Monday, July 13, 2009

End of an era in Papua New Guinea history

Original photo of the Burns Philp building from the period 1910-1920
Papua Hotel 1955
Moresby Hotel 1955


The burning down of the former Burns Philp building, a colonial icon in downtown Port Moresby on Sunday night, was indeed the end of an era.
It was quite tragic too as Nasfund, which owned the property, was planning to maintain this heritage building which played an important role in the development of Port Moresby and Papua New Guinea.
The building housed the Tribal Den nightclub, several shops including kai bars, an internet café and the National Narcotics Bureau office.

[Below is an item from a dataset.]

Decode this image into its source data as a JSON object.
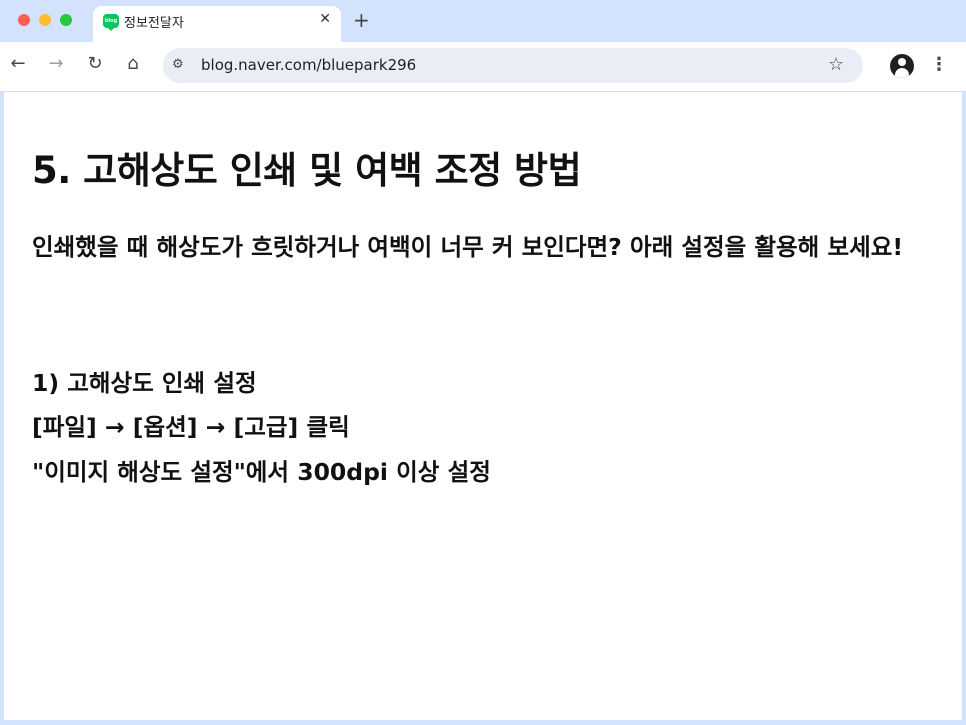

Joint Nasfund CEOs Rod Mitchell and Ian Tarutia said a statement would be forthcoming tomorrow after a board meeting.
“The Nasfund board will be meeting on Wednesday specifically to discuss the issue,” Mr Mitchell said.
“The chairman of Nasfund will make a statement after that meeting.

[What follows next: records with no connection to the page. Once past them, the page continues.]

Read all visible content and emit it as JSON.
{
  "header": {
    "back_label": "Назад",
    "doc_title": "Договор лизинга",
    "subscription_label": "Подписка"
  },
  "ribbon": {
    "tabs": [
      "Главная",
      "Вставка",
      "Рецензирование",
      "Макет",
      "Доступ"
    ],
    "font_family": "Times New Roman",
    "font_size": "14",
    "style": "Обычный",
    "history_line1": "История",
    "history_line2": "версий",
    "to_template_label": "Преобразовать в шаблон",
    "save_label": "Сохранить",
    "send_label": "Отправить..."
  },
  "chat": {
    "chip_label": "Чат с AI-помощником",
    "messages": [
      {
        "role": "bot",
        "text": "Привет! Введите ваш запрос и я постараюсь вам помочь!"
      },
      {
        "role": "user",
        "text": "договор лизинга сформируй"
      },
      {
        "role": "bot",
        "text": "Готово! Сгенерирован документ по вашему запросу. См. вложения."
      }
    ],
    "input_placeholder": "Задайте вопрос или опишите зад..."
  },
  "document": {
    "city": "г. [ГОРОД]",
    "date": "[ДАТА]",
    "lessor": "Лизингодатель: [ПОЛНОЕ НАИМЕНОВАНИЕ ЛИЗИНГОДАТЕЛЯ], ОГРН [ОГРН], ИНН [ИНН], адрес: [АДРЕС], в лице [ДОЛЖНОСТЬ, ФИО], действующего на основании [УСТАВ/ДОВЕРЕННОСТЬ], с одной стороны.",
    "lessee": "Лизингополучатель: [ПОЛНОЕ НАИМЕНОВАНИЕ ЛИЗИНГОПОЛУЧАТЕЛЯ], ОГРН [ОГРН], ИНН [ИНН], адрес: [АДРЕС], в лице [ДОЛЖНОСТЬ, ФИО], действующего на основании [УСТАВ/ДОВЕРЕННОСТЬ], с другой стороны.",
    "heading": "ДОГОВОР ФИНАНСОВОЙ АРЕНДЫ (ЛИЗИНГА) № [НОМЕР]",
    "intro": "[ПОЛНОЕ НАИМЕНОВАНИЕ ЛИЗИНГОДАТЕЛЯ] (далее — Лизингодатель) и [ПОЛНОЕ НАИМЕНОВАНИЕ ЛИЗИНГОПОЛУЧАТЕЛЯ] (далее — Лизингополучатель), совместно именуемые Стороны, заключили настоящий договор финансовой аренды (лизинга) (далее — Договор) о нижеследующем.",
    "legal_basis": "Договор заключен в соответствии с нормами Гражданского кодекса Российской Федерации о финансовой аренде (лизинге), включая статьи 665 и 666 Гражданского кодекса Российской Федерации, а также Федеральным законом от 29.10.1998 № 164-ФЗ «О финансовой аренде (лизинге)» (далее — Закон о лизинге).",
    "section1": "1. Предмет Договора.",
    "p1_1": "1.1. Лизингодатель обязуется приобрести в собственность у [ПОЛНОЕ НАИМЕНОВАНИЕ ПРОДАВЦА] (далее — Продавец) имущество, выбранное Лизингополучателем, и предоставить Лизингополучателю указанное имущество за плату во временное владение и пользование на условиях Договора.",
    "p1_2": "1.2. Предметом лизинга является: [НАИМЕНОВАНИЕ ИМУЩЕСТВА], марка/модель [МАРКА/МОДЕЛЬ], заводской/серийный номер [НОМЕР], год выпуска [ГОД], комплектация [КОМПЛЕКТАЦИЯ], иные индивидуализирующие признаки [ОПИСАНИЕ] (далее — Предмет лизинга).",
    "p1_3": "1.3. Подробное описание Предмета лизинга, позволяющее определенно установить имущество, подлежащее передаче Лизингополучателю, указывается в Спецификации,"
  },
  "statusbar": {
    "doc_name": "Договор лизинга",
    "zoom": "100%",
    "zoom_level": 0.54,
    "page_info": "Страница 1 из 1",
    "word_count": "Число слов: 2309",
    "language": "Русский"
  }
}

“Until then, we are unable to make comment although we express a deep sense of disappointment at the loss of this historical icon.”
Burns Philp was once the most-famous company in PNG and the Pacific, with stores in Port Moresby, Samarai, Lae and Goroka, among others.

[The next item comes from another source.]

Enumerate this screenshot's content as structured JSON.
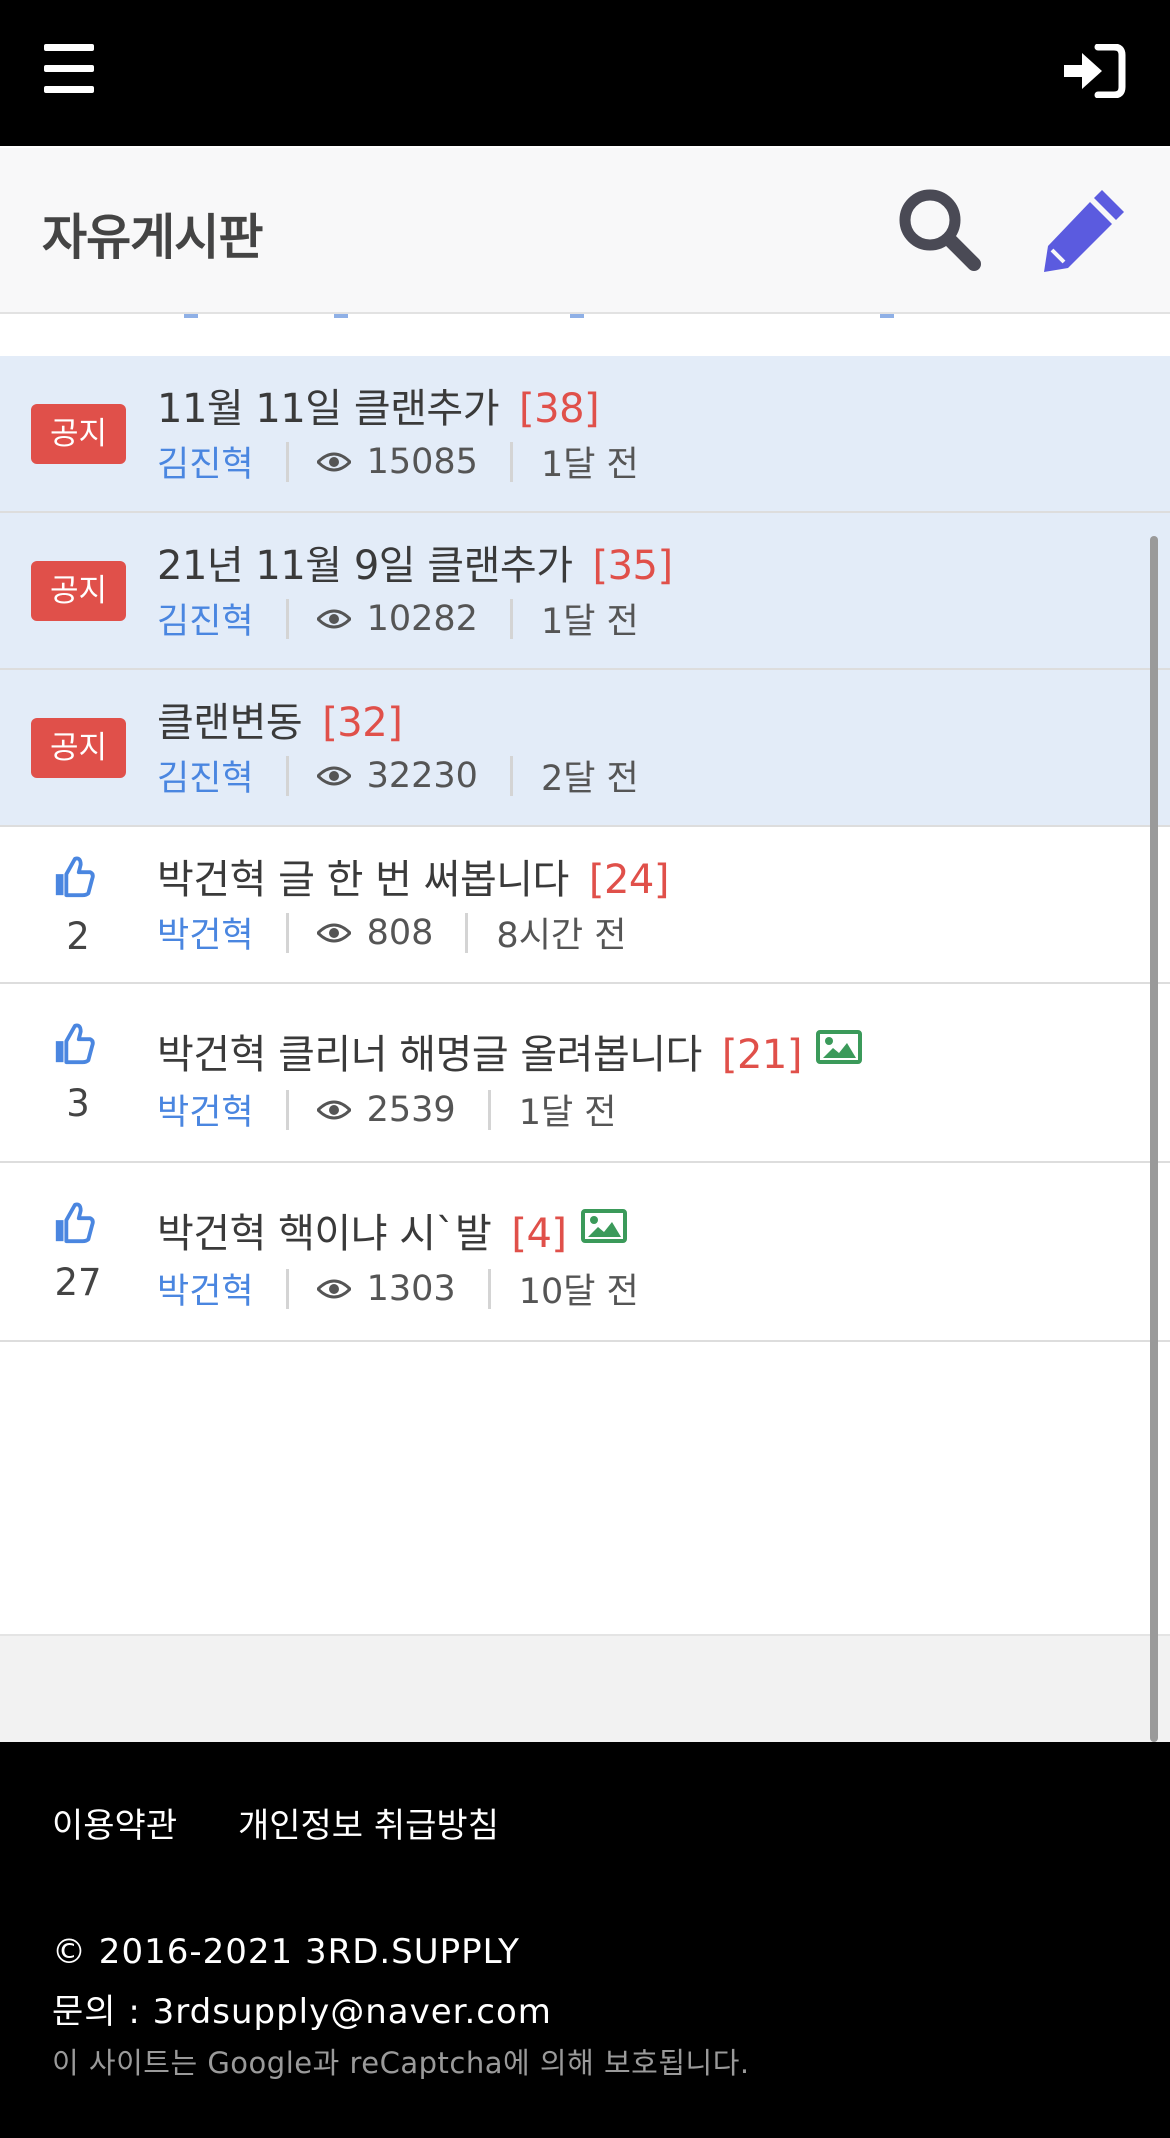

As well as running all the major shipping routes between Australia and its neighbours, it also ran a huge network of integrated industries, shops and hardware for example.
Those who grew up in the 1950s, 1960s, 1970s and 1980s would remember the chain of ‘BP’ stores all over the country.
Last December, the former Burns Philp store in Lae was burned down, marking the end of an era in PNG’s second city.
The history of the Burn Philp building in Port Moresby goes back to 1891 when a store was first established in this colonial outpost, according to company history sourced from the internet.
James Burns had been running his shops in Queensland since 1867 but it was not until 1883 that Burns went into partnership with his former employee Robert Philp to form Burns Philp & Co.
In 1880, they had acquired the mail contract to run to Thursday Island and this was the beginning of an active interest in Melanesia and Polynesia which lasted until the late 20th century.
Over the course of these years Burns Philp and other companies which they held controlling interests in were intimately linked to the development of industry in the area.
In the 1880s, Burns Philp was involved in the labour trade which was known as "blackbirding" mainly at the behest of Robert Philp, who was also an aspiring politician but two official enquiries into conditions on board their ships the Heath and the Hopeful, coupled with a downturn in the sugar industry in 1886 led them to look for other ways of making money in Melanesia where most of the labour was recruited.
In 1891 they opened their first stores in New Guinea at Port Moresby and Samarai, setting in motion a brilliant Australian company.
They were the first company to offer tourism to New Guinea, in 1884, advertising the 'New Guinea Excursion Trip'.
This consisted of a five-week trip from Thursday Island and has been described as the "official beginning of tourist cruises in the South Pacific".
Acquisition of the Port Moresby Hotel occurred in 1914, with the Papua Hotel purchased some years later.
Burns Philp went out of existence on December 20, 2006, when all its shares were purchased by Rank Group Australia Pty Ltd
In 2007, Nasfund purchased 51% of the Burns Philp site in downtown Port Moresby.
In 2008, it purchased the remaining 49% comprising 5,191 square metres over six titles. “Maintenance of heritage buildings is important to the city of Port Moresby,” Nasfund said in its June 2009 newsletter.
“It was deemed important that the most-important redevelopment site in Port Moresby be owned by Papua New Guinean workers through their fund.
“Any long-term redevelopment will ensure that the historic Bell Tower section will remain preserved as the Tower is perhaps the most historical building in the country, dating back to the early 1900’s.
“As part of the restoration, a further 950 square metres of disused space will be upgraded for lease to the Port Moresby Chamber of Commerce and Daltron.”
All these plans, infortunately, went up in flames on Sunday night.